Young and old lie together in the dusts of the streets; (2:21)
Zero-tolerance policies reflect something larger:
         The Lord has rejected his altar
          and abandoned his sanctuary.
          He has given the walls of her palaces
          into the hands of the enemy; (2:7)
         What can I say for you?
               With what can I compare you…
         To what can I liken you,
              that I may comfort you…
          Your wound is as deep as the sea.
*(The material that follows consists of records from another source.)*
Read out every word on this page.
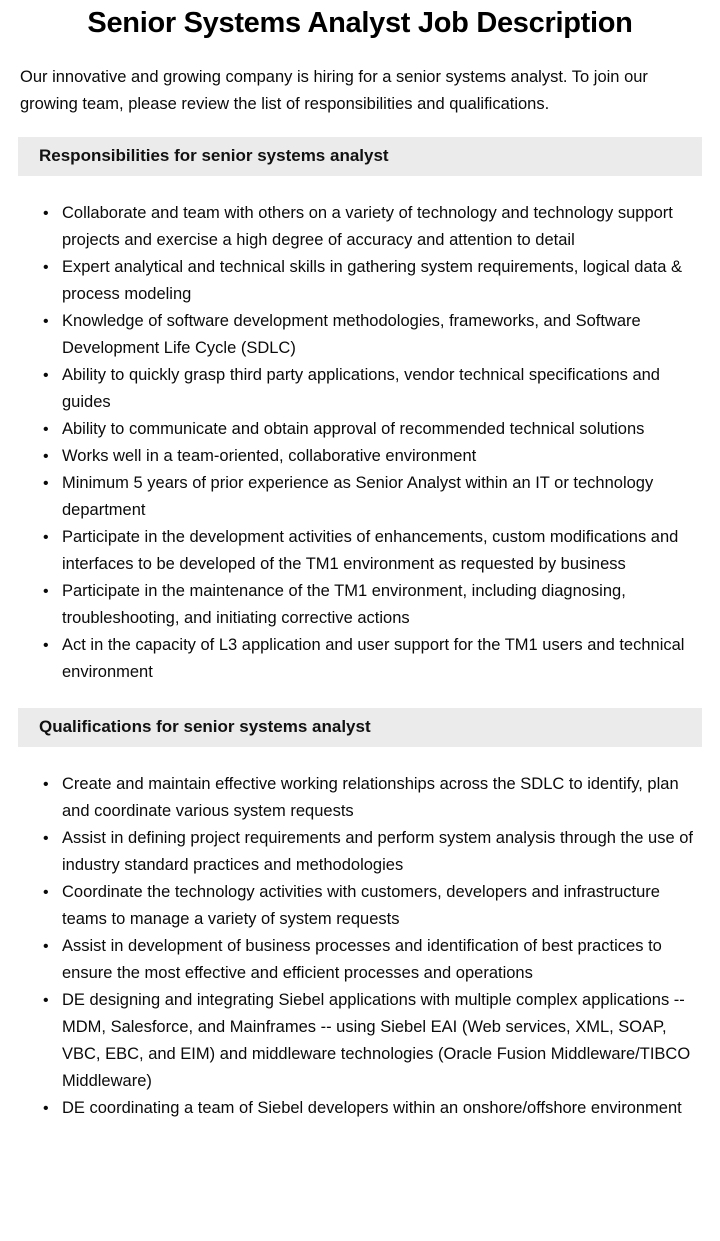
Senior Systems Analyst Job Description

Our innovative and growing company is hiring for a senior systems analyst. To join our growing team, please review the list of responsibilities and qualifications.

Responsibilities for senior systems analyst
• Collaborate and team with others on a variety of technology and technology support projects and exercise a high degree of accuracy and attention to detail
• Expert analytical and technical skills in gathering system requirements, logical data & process modeling
• Knowledge of software development methodologies, frameworks, and Software Development Life Cycle (SDLC)
• Ability to quickly grasp third party applications, vendor technical specifications and guides
• Ability to communicate and obtain approval of recommended technical solutions
• Works well in a team-oriented, collaborative environment
• Minimum 5 years of prior experience as Senior Analyst within an IT or technology department
• Participate in the development activities of enhancements, custom modifications and interfaces to be developed of the TM1 environment as requested by business
• Participate in the maintenance of the TM1 environment, including diagnosing, troubleshooting, and initiating corrective actions
• Act in the capacity of L3 application and user support for the TM1 users and technical environment
Qualifications for senior systems analyst
• Create and maintain effective working relationships across the SDLC to identify, plan and coordinate various system requests
• Assist in defining project requirements and perform system analysis through the use of industry standard practices and methodologies
• Coordinate the technology activities with customers, developers and infrastructure teams to manage a variety of system requests
• Assist in development of business processes and identification of best practices to ensure the most effective and efficient processes and operations
• DE designing and integrating Siebel applications with multiple complex applications -- MDM, Salesforce, and Mainframes -- using Siebel EAI (Web services, XML, SOAP, VBC, EBC, and EIM) and middleware technologies (Oracle Fusion Middleware/TIBCO Middleware)
• DE coordinating a team of Siebel developers within an onshore/offshore environment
              Who can heal you? (2:13)
Adam Gottlieb is a poet/emcee, teaching-artist, musician and community organizer from Chicago. As a teen he was featured in the 2009 documentary film “Louder Than A Bomb,” about the world’s largest youth poetry slam festival by the same name. Since then, he has gone on to perform and teach widely throughout Chicago, the U.S., and even the world, working mostly with youth as a facilitator of safe spaces for creative expression and cultural community-building. In March 2014 he co-founded the Chicago chapter of the Revolutionary Poets Brigade. He leads a band, “Adam Gottlieb & OneLove,” that plays his original songs. He is also a regular contributor of both poetry and articles to the People’s Tribune.